Marina now took the debate in a whole other direction. I was having trouble keeping my thoughts organized. “Chauncey, you have to be pleased with yourself for what you accomplished,” she told me. “You were given a job; you did it—and did it wonderfully well. But has it occurred to you that your dealings with Orteig may have been only one of a series negotiated with the 2008 campaign? Has it occurred to you that yours might not have been the only $75 million moved into the campaign in return for understandings
concerning other spheres of business? He raised over $800 million overall.

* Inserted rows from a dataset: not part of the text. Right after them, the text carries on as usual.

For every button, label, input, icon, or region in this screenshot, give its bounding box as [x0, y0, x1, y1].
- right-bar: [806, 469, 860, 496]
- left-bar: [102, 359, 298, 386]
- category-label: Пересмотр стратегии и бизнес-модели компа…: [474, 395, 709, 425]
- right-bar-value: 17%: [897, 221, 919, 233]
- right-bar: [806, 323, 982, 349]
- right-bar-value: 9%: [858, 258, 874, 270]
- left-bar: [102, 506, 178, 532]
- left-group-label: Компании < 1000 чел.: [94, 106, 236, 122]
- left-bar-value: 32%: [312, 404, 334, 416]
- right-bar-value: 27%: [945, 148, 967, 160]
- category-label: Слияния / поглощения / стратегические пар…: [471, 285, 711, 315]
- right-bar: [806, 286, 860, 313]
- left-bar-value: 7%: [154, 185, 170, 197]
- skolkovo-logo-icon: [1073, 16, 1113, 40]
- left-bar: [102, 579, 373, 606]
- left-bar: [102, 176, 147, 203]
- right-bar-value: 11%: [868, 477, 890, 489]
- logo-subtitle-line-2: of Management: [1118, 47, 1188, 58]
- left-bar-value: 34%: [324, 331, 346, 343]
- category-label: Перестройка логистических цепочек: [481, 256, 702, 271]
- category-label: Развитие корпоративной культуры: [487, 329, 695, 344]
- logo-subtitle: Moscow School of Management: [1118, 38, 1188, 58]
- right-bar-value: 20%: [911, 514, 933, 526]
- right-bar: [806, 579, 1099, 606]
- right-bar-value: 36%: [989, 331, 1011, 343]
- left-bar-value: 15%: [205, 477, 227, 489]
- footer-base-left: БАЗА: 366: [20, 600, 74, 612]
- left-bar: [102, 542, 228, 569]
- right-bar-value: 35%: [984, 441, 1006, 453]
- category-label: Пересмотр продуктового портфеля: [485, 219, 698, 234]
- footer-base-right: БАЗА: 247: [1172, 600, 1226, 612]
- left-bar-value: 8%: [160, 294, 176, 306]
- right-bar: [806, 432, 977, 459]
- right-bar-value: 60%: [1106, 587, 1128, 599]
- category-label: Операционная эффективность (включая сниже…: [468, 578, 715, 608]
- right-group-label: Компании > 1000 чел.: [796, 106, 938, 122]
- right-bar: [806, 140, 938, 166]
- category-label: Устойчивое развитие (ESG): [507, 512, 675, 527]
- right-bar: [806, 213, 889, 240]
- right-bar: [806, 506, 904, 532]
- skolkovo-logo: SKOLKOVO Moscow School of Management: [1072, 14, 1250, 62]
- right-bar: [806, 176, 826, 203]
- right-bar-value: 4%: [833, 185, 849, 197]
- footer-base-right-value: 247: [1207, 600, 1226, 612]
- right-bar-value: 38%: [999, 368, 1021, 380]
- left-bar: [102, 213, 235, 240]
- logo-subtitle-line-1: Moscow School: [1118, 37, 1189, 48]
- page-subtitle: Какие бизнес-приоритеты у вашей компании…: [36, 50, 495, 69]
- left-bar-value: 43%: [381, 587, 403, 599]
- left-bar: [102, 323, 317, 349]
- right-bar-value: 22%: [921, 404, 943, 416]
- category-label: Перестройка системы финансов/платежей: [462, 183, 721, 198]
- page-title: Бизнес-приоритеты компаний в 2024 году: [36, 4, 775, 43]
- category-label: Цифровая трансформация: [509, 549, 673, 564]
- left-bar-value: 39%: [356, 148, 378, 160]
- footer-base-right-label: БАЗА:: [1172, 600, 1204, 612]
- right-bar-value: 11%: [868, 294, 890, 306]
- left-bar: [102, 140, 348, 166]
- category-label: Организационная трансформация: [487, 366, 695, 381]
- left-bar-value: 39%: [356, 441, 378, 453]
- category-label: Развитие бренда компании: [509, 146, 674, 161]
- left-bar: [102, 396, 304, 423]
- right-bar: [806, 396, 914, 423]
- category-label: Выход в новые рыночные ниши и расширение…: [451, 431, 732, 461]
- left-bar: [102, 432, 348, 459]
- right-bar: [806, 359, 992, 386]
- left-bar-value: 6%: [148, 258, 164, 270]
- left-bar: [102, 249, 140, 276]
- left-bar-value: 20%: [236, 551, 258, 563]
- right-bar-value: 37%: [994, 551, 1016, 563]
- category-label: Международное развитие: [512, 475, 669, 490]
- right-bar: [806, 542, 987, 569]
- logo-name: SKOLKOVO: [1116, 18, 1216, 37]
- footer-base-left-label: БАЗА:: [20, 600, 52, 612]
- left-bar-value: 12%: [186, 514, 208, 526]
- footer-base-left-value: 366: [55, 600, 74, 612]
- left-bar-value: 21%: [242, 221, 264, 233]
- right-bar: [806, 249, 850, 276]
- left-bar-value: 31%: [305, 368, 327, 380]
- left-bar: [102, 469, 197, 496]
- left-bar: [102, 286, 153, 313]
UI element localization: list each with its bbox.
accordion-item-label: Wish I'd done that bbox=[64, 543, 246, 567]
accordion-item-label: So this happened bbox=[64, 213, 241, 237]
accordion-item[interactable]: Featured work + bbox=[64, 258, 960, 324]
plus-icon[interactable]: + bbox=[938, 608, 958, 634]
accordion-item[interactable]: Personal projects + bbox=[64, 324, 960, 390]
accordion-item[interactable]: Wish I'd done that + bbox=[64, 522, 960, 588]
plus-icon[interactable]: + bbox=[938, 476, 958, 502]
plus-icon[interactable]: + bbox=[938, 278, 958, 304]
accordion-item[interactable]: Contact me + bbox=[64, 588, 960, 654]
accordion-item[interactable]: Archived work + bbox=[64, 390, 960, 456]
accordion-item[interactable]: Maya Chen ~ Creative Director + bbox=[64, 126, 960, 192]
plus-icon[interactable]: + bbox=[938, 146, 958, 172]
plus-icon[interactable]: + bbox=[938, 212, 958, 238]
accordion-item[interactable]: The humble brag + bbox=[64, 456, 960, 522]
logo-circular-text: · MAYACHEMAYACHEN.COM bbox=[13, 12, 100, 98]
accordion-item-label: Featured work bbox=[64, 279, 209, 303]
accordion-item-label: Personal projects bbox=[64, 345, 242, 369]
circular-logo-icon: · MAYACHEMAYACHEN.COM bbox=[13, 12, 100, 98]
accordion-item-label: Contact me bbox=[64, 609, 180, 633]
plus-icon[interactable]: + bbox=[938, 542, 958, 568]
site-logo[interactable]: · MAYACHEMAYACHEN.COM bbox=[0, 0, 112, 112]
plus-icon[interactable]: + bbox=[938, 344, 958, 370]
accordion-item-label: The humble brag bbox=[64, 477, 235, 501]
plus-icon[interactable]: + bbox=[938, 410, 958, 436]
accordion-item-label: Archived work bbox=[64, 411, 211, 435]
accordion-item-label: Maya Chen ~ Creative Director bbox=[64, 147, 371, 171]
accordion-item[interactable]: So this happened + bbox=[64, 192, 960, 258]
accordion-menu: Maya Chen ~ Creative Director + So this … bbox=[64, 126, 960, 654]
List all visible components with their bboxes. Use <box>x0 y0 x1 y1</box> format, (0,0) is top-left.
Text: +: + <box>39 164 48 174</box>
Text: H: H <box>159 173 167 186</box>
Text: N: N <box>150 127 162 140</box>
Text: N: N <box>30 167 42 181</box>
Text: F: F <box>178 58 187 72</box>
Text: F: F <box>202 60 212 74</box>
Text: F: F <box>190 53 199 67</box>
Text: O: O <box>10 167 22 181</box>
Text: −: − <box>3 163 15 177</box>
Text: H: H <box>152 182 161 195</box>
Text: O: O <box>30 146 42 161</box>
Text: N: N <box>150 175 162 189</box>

“Just think about it,” Marina continued. “Wall Street’s just one of many hogs at the trough. Look at Big Pharma and the health insurance companies and what they stand to milk out of the Affordable Care Act. You can hear them licking their lips from here to Capitol Hill. You think they were handed that for nothing? Why do you think health-care stocks keep reaching new highs? And what about the trillions in untaxed profits the big companies and wealthy individuals have stashed overseas? The legislation that protects these would be worth a great deal more than $75 million to the 1 percent, wouldn’t you think? There would have to have been fixes put in all over the place. You may have just been one—and not a very big one at that.”

This is something that’s bothered me from time to time since I carried out my mission for Mankoff. It might be flattering to consider myself the only game in town, the man who fixed the World Series. But how could I be sure? I frankly found the inference hard to take. Still, I had to concede that while the notion might be demeaning, it was also possible. Would Mankoff have done that to me?

Of course he would. That’s why he was Mankoff.

“And think of what Fox News—people like O’Reilly and Hannity—will do with your diary,” Artie now added.

I was starting to feel like the shuttlecock in a game of badminton. “Those people are liars,” I said. “No one I know listens to them.” Even to my own ears I didn’t sound convincing.

Marina: “No one except half the country. The half the three of us don’t know. The half I don’t write for because I know they refuse to read me. The half with guns. Just imagine how they’ll react, given the excuse. You think this will change their minds about anything? It’ll only fan the flames. There could be blood in the streets. Is that what you want?”

“I’m not sure.”

And I’m not. Or I wasn’t—not at that moment. Tomorrow, when I’ve had a chance to think this all through, I may change my mind. One thing I’m sure of, though: Marina’s not going to change hers. She’s out. For reasons I would only learn about later from Artie, reasons I have to respect even if I think the hand I’ve offered her is stronger than the hand she’s chosen to play.